Sessions signs memo curtailing DOJ use of consent decrees with police departments

Sessions signs memo curtailing DOJ use of consent decrees with police departments

[Ed. – This is a good thing.  Consent decrees function to embed federal “monitors” in local law enforcement, reducing local accountability to voters. They also open the door wide to perpetual shakedowns of local governments by the activists who ride consent-decree coattails and wield vetoes over monitors’ assessments. In too many ways, it’s basically a syndicate racket.  Not a good model for federalism.]

Former Attorney General Jeff Sessions has drastically limited the ability of federal law enforcement officials to use court-enforced agreements to overhaul local police departments accused of abuses and civil rights violations, the Justice Department announced on Thursday.

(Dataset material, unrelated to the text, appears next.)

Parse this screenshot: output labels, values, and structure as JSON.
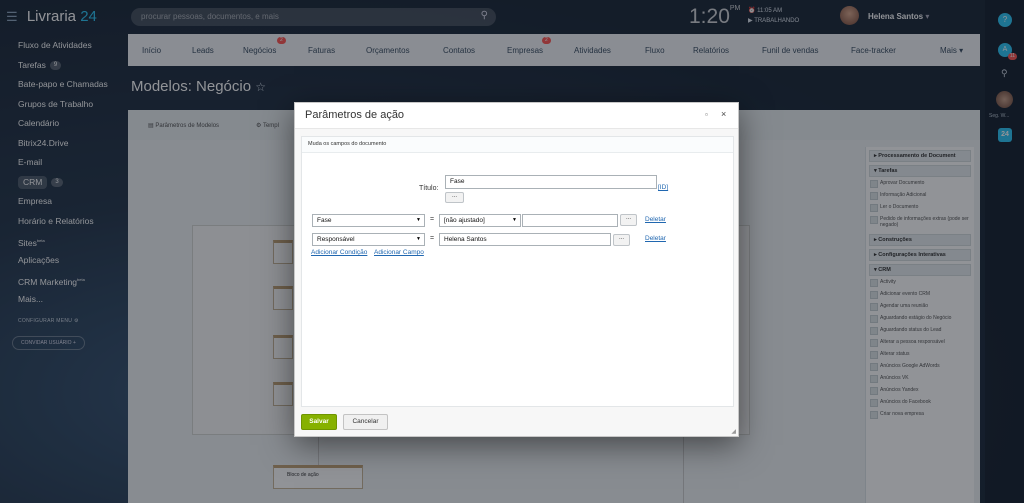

In a major last-minute act, Mr. Sessions signed a memorandum on Wednesday before President Trump fired him sharply curtailing the use of so-called consent decrees, court-approved deals between the Justice Department and local governments that create a road map of changes for law enforcement and other institutions.

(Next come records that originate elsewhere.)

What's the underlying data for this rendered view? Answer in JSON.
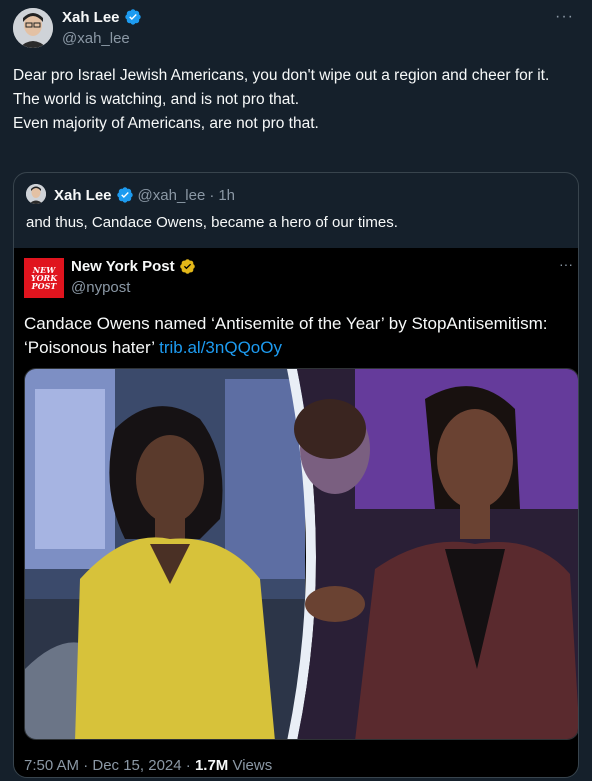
{
  "tweet": {
    "author_name": "Xah Lee",
    "author_handle": "@xah_lee",
    "more_label": "···",
    "lines": [
      "Dear pro Israel Jewish Americans, you don't wipe out a region and cheer for it.",
      "The world is watching, and is not pro that.",
      "Even majority of Americans, are not pro that."
    ]
  },
  "quote": {
    "author_name": "Xah Lee",
    "author_handle": "@xah_lee",
    "separator": "·",
    "time": "1h",
    "text": "and thus, Candace Owens, became a hero of our times."
  },
  "embed": {
    "logo_lines": [
      "NEW",
      "YORK",
      "POST"
    ],
    "author_name": "New York Post",
    "author_handle": "@nypost",
    "more_label": "···",
    "text": "Candace Owens named ‘Antisemite of the Year’ by StopAntisemitism: ‘Poisonous hater’ ",
    "link": "trib.al/3nQQoOy",
    "timestamp": "7:50 AM · Dec 15, 2024 · ",
    "views_count": "1.7M",
    "views_label": " Views"
  },
  "colors": {
    "background": "#15202b",
    "verified_blue": "#1d9bf0",
    "verified_gold": "#e2b719",
    "nyp_red": "#e0141e"
  }
}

The move means that the decrees, used aggressively by Obama-era Justice Department officials to fight police abuses, will be more difficult to enact. Mr. Sessions had signaled he would pull back on their use soon after he took office when he ordered a review of the existing agreements, including with police departments in Baltimore, Chicago and Ferguson, Mo., enacted amid a national outcry over the deaths of black men at the hands of officers.